4. General Expectations. This is the big one. The young man has always delivered, and now we are spoiled. All the talk of the Big Three hasn’t helped the other two, Rory McIlroy and Jason Day, but Spieth—by acclimation the toughest competitor of the trio—isn’t immune to the wearing effect of constant scrutiny. When there is perceived failure, there is accompanying backlash, which only ups the ante and anxiety. Spieth expects much from himself and doesn’t like to let his fans down. He’s remarkably mature, but the uber-competitive streak that when properly channeled makes him exceptional can also lead to pressing, a palpable fury and a loss of the calm focus and channeled fury that’s taken him to two majors.
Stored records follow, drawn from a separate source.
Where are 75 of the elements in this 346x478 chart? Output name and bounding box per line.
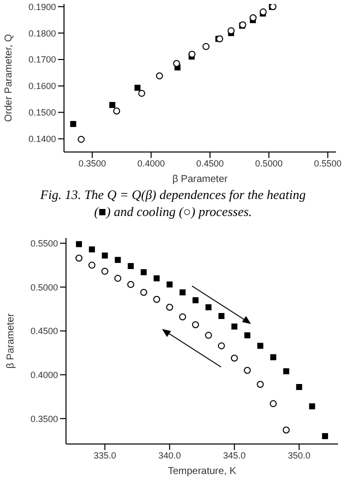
point [140,269,147,276]
point [140,288,148,296]
y-tick-label: 0.1400 [28,134,56,144]
y-tick-label: 0.4000 [30,370,58,380]
y-tick-label: 0.4500 [30,326,58,336]
y-tick-label: 0.5000 [30,282,58,292]
point [202,43,210,50]
point [180,289,186,296]
x-axis-title: Temperature, K [168,466,237,477]
point [88,262,96,269]
point [114,274,122,282]
x-tick-label: 0.4000 [137,158,165,168]
x-tick-label: 335.0 [94,450,116,460]
point [256,380,264,388]
y-tick-label: 0.1600 [28,81,56,92]
point [296,384,302,390]
x-axis-title: β Parameter [172,174,228,185]
x-tick-label: 0.5500 [314,158,342,168]
point [128,263,134,270]
y-tick-label: 0.3500 [30,414,58,424]
point [283,368,290,374]
point [260,8,267,16]
point [192,297,199,304]
point [127,280,134,288]
point [205,304,212,310]
point [76,241,82,248]
point [113,108,120,115]
point [153,296,160,303]
x-tick-label: 0.3500 [78,158,106,168]
point [154,275,160,282]
y-tick-label: 0.1800 [28,28,56,38]
point [75,254,82,262]
point [282,426,290,434]
point [244,332,250,338]
caption: Fig. 13. The Q = Q(β) dependences for the heating (■) and cooling (○) processes. [39,186,307,220]
point [218,342,225,350]
point [134,84,140,91]
point [218,313,224,320]
y-tick-label: 0.1500 [28,108,56,118]
point [88,246,95,252]
point [192,321,200,328]
point [244,366,251,374]
point [109,102,116,108]
y-tick-label: 0.5500 [30,238,58,248]
point [250,14,257,22]
point [228,27,235,34]
point [188,50,196,58]
x-tick-label: 345.0 [223,450,246,460]
point [102,252,108,259]
point [101,268,108,275]
x-tick-label: 350.0 [288,450,310,460]
x-tick-label: 0.4500 [196,158,224,168]
y-axis-title: Order Parameter, Q [4,34,15,122]
point [173,60,180,67]
y-axis-title: β Parameter [6,312,17,369]
point [78,136,85,143]
point [179,313,186,320]
point [156,72,163,80]
point [166,304,174,311]
point [230,354,238,362]
point [309,403,316,410]
point [204,332,212,339]
y-tick-label: 0.1900 [28,2,56,12]
x-tick-label: 340.0 [158,450,181,460]
y-tick-label: 0.1700 [28,54,56,65]
point [257,342,264,349]
point [70,120,76,127]
point [231,324,238,330]
point [138,90,146,97]
point [114,256,121,263]
point [166,281,173,288]
point [322,433,328,440]
point [270,354,276,360]
x-tick-label: 0.5000 [255,158,283,168]
point [270,400,277,408]
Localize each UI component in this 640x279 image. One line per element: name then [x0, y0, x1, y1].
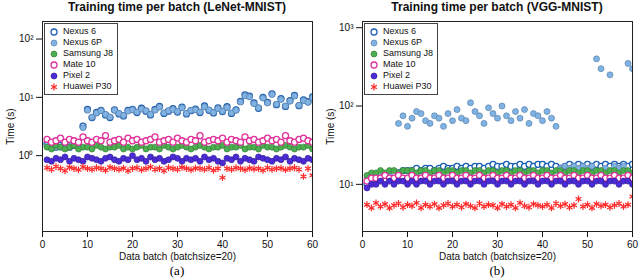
svg-text:30: 30	[492, 239, 504, 250]
svg-text:20: 20	[127, 239, 139, 250]
html-text:Nexus 6P: Nexus 6P	[383, 37, 422, 47]
html-text:Mate 10: Mate 10	[383, 59, 416, 69]
svg-text:10²: 10²	[19, 33, 34, 44]
svg-text:60: 60	[307, 239, 319, 250]
svg-text:10⁰: 10⁰	[18, 150, 33, 161]
svg-text:Data batch (batchsize=20): Data batch (batchsize=20)	[119, 251, 236, 262]
html-text:Nexus 6: Nexus 6	[383, 26, 416, 36]
svg-text:20: 20	[447, 239, 459, 250]
svg-text:50: 50	[262, 239, 274, 250]
html-text:Training time per batch (VGG-M: Training time per batch (VGG-MNIST)	[391, 0, 603, 14]
html-text:Mate 10: Mate 10	[63, 59, 96, 69]
svg-text:60: 60	[627, 239, 639, 250]
svg-text:10¹: 10¹	[19, 92, 34, 103]
html-text:Nexus 6: Nexus 6	[63, 26, 96, 36]
html-text:Pixel 2: Pixel 2	[383, 70, 410, 80]
svg-text:40: 40	[217, 239, 229, 250]
html-text:(b): (b)	[489, 263, 505, 278]
svg-text:40: 40	[537, 239, 549, 250]
html-text:Training time per batch (LeNet: Training time per batch (LeNet-MNIST)	[68, 0, 286, 14]
svg-text:30: 30	[172, 239, 184, 250]
html-text:Pixel 2: Pixel 2	[63, 70, 90, 80]
svg-text:10¹: 10¹	[339, 179, 354, 190]
svg-text:10: 10	[402, 239, 414, 250]
svg-text:10²: 10²	[339, 100, 354, 111]
html-text:Nexus 6P: Nexus 6P	[63, 37, 102, 47]
html-text:Samsung J8: Samsung J8	[63, 48, 113, 58]
svg-text:Time (s): Time (s)	[5, 108, 16, 144]
svg-text:Data batch (batchsize=20): Data batch (batchsize=20)	[439, 251, 556, 262]
html-text:Huawei P30: Huawei P30	[383, 81, 432, 91]
svg-text:0: 0	[40, 239, 46, 250]
svg-text:0: 0	[360, 239, 366, 250]
html-text:(a): (a)	[169, 263, 185, 278]
svg-text:10³: 10³	[339, 22, 354, 33]
svg-text:50: 50	[582, 239, 594, 250]
html-text:Samsung J8: Samsung J8	[383, 48, 433, 58]
svg-text:10: 10	[82, 239, 94, 250]
svg-text:Time (s): Time (s)	[325, 108, 336, 144]
html-text:Huawei P30: Huawei P30	[63, 81, 112, 91]
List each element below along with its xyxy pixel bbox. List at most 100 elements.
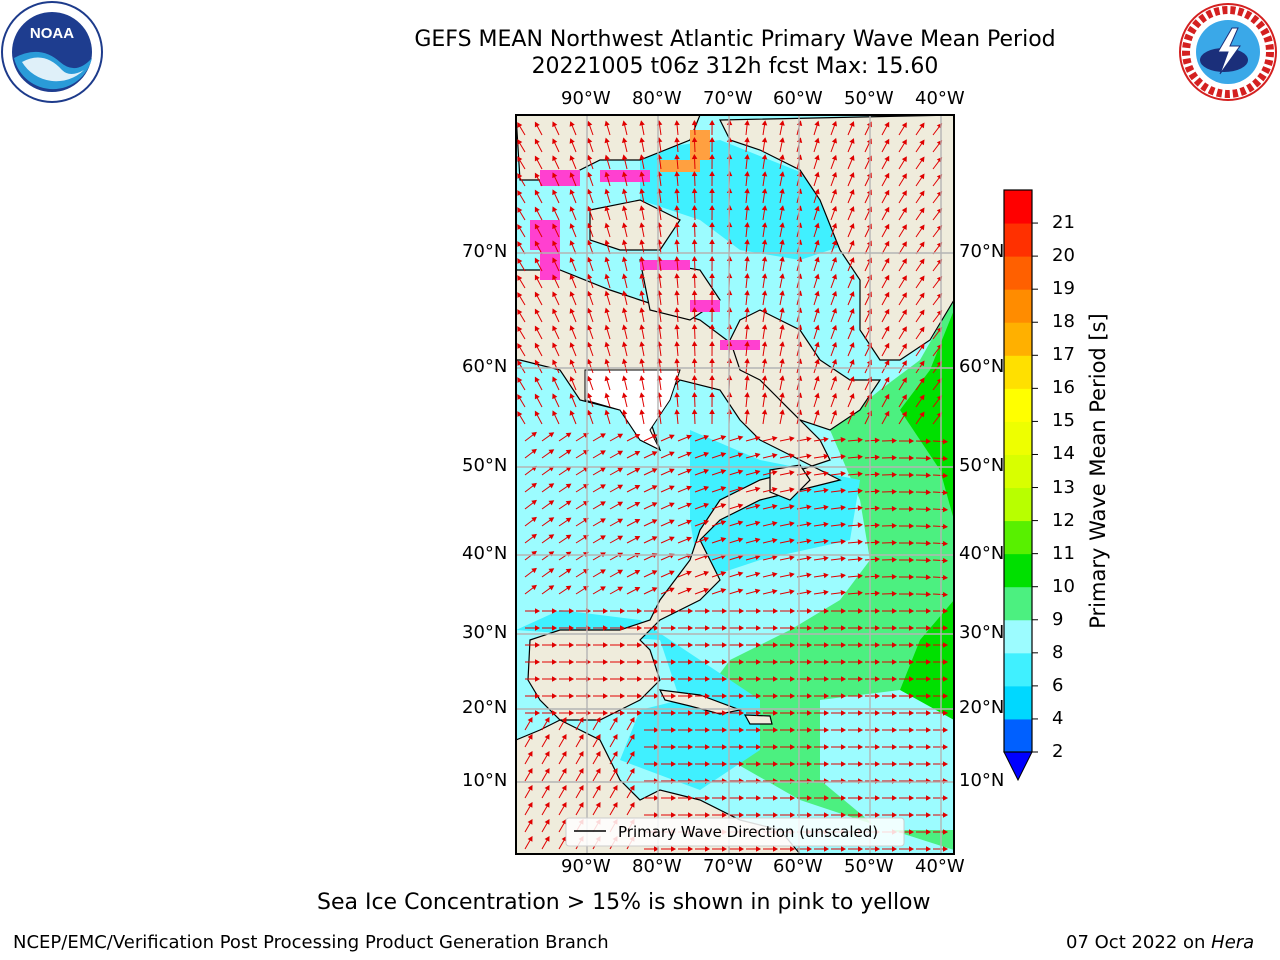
wave-arrow-head: [849, 308, 855, 314]
wave-arrow-head: [840, 556, 846, 562]
wave-arrow-head: [654, 846, 660, 852]
wave-arrow-head: [548, 483, 555, 489]
wave-arrow-head: [587, 375, 593, 382]
wave-arrow-head: [761, 171, 768, 177]
wave-arrow-head: [773, 625, 779, 631]
wave-arrow-head: [831, 188, 838, 195]
wave-arrow-head: [654, 608, 660, 614]
wave-arrow-head: [544, 784, 550, 791]
wave-arrow-head: [720, 486, 727, 492]
wave-arrow-head: [552, 274, 558, 281]
wave-arrow-head: [617, 433, 624, 439]
wave-arrow-head: [534, 206, 540, 213]
wave-arrow-head: [705, 642, 711, 648]
wave-arrow-head: [639, 137, 645, 143]
wave-arrow-head: [569, 376, 575, 382]
wave-arrow-head: [534, 308, 540, 315]
wave-arrow-head: [688, 727, 694, 733]
wave-arrow-head: [943, 642, 949, 648]
wave-arrow-head: [901, 173, 907, 179]
wave-arrow-head: [705, 625, 711, 631]
lon-label-bottom-70w: 70°W: [703, 856, 753, 877]
lon-label-bottom-50w: 50°W: [844, 856, 894, 877]
wave-arrow-head: [909, 744, 915, 750]
wave-arrow-head: [534, 393, 540, 400]
wave-arrow-head: [569, 659, 575, 665]
wave-arrow-head: [824, 744, 830, 750]
wave-arrow-head: [604, 341, 610, 348]
wave-arrow-head: [773, 812, 779, 818]
wave-arrow-head: [772, 555, 778, 561]
wave-arrow-head: [722, 642, 728, 648]
wave-arrow-head: [831, 358, 838, 365]
wave-arrow-head: [925, 557, 932, 564]
wave-arrow-head: [565, 500, 572, 506]
wave-arrow-head: [807, 659, 813, 665]
wave-arrow-head: [756, 693, 762, 699]
colorbar-label: Primary Wave Mean Period [s]: [1086, 313, 1110, 629]
wave-arrow-head: [754, 503, 761, 510]
wave-arrow-head: [744, 307, 750, 313]
wave-arrow-head: [621, 154, 628, 160]
wave-arrow-head: [578, 716, 584, 723]
wave-arrow-head: [884, 291, 890, 298]
wave-arrow-head: [756, 744, 762, 750]
wave-arrow-head: [531, 499, 537, 506]
wave-arrow-head: [858, 676, 864, 682]
wave-arrow-head: [552, 240, 558, 247]
wave-arrow-head: [569, 625, 575, 631]
wave-arrow-head: [790, 642, 796, 648]
wave-arrow-head: [674, 409, 680, 415]
wave-arrow-head: [909, 574, 915, 580]
wave-arrow-head: [709, 170, 715, 176]
wave-arrow-head: [705, 659, 711, 665]
wave-arrow-head: [773, 744, 779, 750]
wave-arrow-head: [737, 537, 744, 543]
colorbar-tick-label: 12: [1052, 509, 1075, 531]
wave-arrow-head: [531, 584, 537, 591]
wave-arrow-head: [874, 539, 881, 546]
wave-arrow-head: [824, 846, 830, 852]
wave-arrow-head: [754, 537, 761, 544]
wave-arrow-head: [909, 795, 915, 801]
wave-arrow-head: [634, 569, 641, 575]
wave-arrow-head: [671, 625, 677, 631]
wave-arrow-head: [744, 409, 750, 415]
wave-arrow-head: [739, 659, 745, 665]
wave-arrow-head: [720, 537, 727, 543]
wave-arrow-head: [857, 556, 863, 562]
wave-arrow-head: [814, 171, 820, 178]
wave-arrow-head: [831, 222, 838, 229]
wave-arrow-head: [587, 205, 593, 212]
wave-arrow-head: [849, 325, 855, 331]
wave-arrow-head: [552, 206, 558, 213]
lon-label-top-60w: 60°W: [773, 88, 823, 109]
wave-arrow-head: [942, 523, 949, 530]
wave-arrow-head: [858, 846, 864, 852]
wave-arrow-head: [587, 120, 593, 127]
wave-arrow-head: [773, 659, 779, 665]
wave-arrow-head: [840, 437, 846, 443]
wave-arrow-head: [634, 450, 641, 456]
wave-arrow-head: [617, 586, 624, 592]
wave-arrow-head: [779, 392, 785, 398]
wave-arrow-head: [722, 795, 728, 801]
graticule: [516, 115, 954, 854]
wave-arrow-head: [617, 518, 624, 524]
wave-arrow-head: [517, 275, 523, 281]
lat-label-right-70n: 70°N: [959, 241, 1005, 262]
wave-arrow-head: [772, 487, 778, 493]
wave-arrow-head: [651, 485, 658, 491]
colorbar-tick-label: 11: [1052, 542, 1075, 564]
wave-arrow-head: [840, 471, 846, 477]
wave-arrow-head: [671, 608, 677, 614]
wave-arrow-head: [942, 557, 949, 564]
wave-arrow-head: [892, 642, 898, 648]
wave-arrow-head: [668, 587, 675, 593]
wave-arrow-head: [535, 659, 541, 665]
wave-arrow-head: [674, 392, 680, 398]
wave-arrow-head: [587, 341, 593, 348]
wave-arrow-head: [849, 359, 855, 365]
wave-arrow-head: [823, 589, 829, 596]
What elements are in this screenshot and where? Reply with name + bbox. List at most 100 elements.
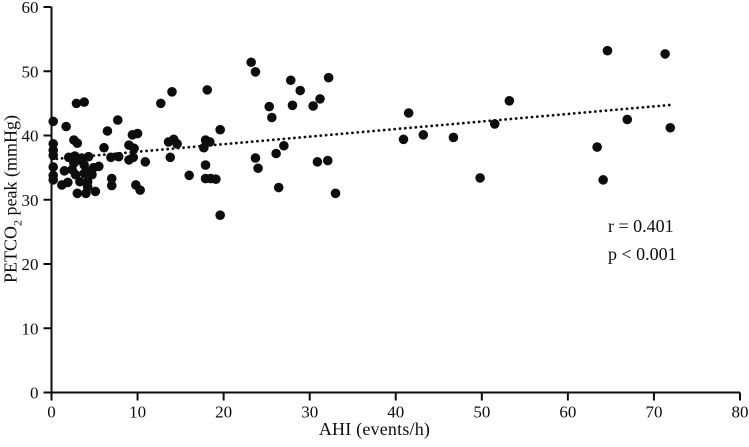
y-axis-title-post: peak (mmHg)	[0, 115, 21, 220]
p-value: p < 0.001	[608, 244, 677, 264]
data-point	[665, 122, 676, 133]
data-point	[48, 150, 59, 161]
data-point	[312, 157, 323, 167]
data-point	[285, 75, 296, 86]
data-point	[602, 45, 613, 56]
data-point	[75, 176, 85, 187]
data-point	[48, 175, 59, 185]
y-tick-label: 10	[22, 319, 39, 338]
data-point	[398, 134, 409, 145]
data-point	[250, 153, 261, 163]
data-point	[199, 142, 209, 153]
data-point	[63, 177, 73, 188]
data-point	[48, 116, 59, 127]
data-point	[132, 128, 143, 139]
data-point	[205, 137, 215, 147]
data-point	[94, 161, 104, 172]
y-tick-label: 60	[22, 0, 39, 17]
data-point	[79, 97, 90, 107]
x-tick-label: 30	[301, 403, 318, 422]
x-tick-label: 60	[559, 403, 576, 422]
x-tick-label: 0	[47, 403, 56, 422]
data-point	[70, 169, 81, 180]
data-point	[660, 49, 670, 59]
data-point	[315, 94, 325, 104]
data-point	[135, 185, 145, 195]
data-point	[106, 173, 117, 184]
data-point	[99, 142, 109, 153]
data-point	[322, 155, 333, 166]
data-point	[418, 130, 429, 140]
data-point	[184, 170, 194, 181]
x-tick-label: 80	[732, 403, 749, 422]
y-tick-label: 30	[22, 191, 39, 210]
trend-line	[50, 103, 676, 161]
data-point	[264, 101, 275, 112]
y-tick-label: 0	[30, 384, 39, 403]
data-point	[202, 85, 213, 95]
data-point	[165, 152, 176, 163]
data-point	[129, 143, 139, 154]
data-point	[215, 124, 225, 135]
data-point	[72, 188, 83, 199]
data-point	[167, 87, 177, 97]
data-point	[271, 148, 281, 159]
y-axis-title-sub: 2	[10, 219, 25, 226]
data-point	[448, 132, 459, 143]
data-point	[71, 98, 82, 109]
x-tick-label: 70	[645, 403, 662, 422]
y-tick-label: 40	[22, 127, 39, 146]
data-point	[61, 121, 71, 132]
data-point	[308, 101, 318, 111]
data-point	[475, 173, 485, 183]
data-point	[128, 152, 139, 163]
data-point	[69, 158, 79, 168]
data-point	[102, 126, 113, 136]
data-point	[82, 182, 93, 192]
x-tick-label: 10	[129, 403, 146, 422]
data-point	[87, 169, 97, 180]
correlation-r-value: r = 0.401	[608, 216, 674, 236]
data-point	[72, 138, 83, 149]
data-point	[83, 151, 94, 162]
data-point	[90, 186, 101, 197]
data-point	[253, 163, 263, 174]
data-point	[172, 139, 182, 149]
x-tick-label: 50	[473, 403, 490, 422]
data-point	[323, 72, 334, 83]
data-point	[106, 180, 117, 191]
data-point	[48, 162, 59, 172]
data-point	[598, 175, 608, 185]
data-point	[504, 96, 515, 106]
y-tick-label: 20	[22, 255, 39, 274]
data-point	[403, 108, 414, 118]
data-point	[215, 210, 225, 220]
data-point	[287, 100, 298, 111]
data-point	[106, 152, 116, 163]
data-point	[113, 151, 124, 162]
data-point	[200, 160, 211, 170]
data-point	[112, 115, 123, 125]
data-point	[330, 188, 341, 199]
data-point	[273, 182, 284, 193]
y-axis-title: PETCO2 peak (mmHg)	[1, 115, 26, 283]
y-axis-title-pre: PETCO	[0, 225, 21, 283]
data-point	[250, 67, 261, 77]
data-point	[592, 142, 602, 152]
data-point	[622, 114, 633, 125]
data-point	[246, 57, 256, 68]
y-tick-label: 50	[22, 62, 39, 81]
data-point	[59, 166, 70, 176]
stats-annotation: r = 0.401 p < 0.001	[608, 212, 677, 268]
data-point	[211, 174, 221, 184]
data-point	[267, 112, 277, 123]
data-point	[295, 85, 306, 96]
data-point	[140, 157, 151, 167]
data-point	[155, 98, 166, 109]
data-point	[279, 140, 289, 151]
data-point	[489, 119, 500, 129]
x-tick-label: 20	[215, 403, 232, 422]
x-axis-title: AHI (events/h)	[318, 419, 431, 439]
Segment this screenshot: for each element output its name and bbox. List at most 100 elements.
5. It’s golf. For all the comparisons, Spieth isn’t Tiger Woods. Or at least the prime-time Tiger of a decade beginning in 1999. When Woods was 22, he wasn’t the machine he became. Spieth may get there, but at the moment, even for him, it’s a brutally hard game with ultra thin margins. Spieth relies on putting more than traditional dominant players, and in small sample sizes, sometimes its not there. Last year was magic. At the moment, most notably inside of eight feet, it isn’t, and he’s been mortal. Through most of 2014, Spieth had to battle doubt in his ability to close tournaments. He stayed the course, and found the key at both the Australian Open and the Hero World Challenge, which he won by a combined 16 strokes, spring boarding him into his massively successful 2015 season. That key remains the same. Patience. There’s plenty of time before Augusta.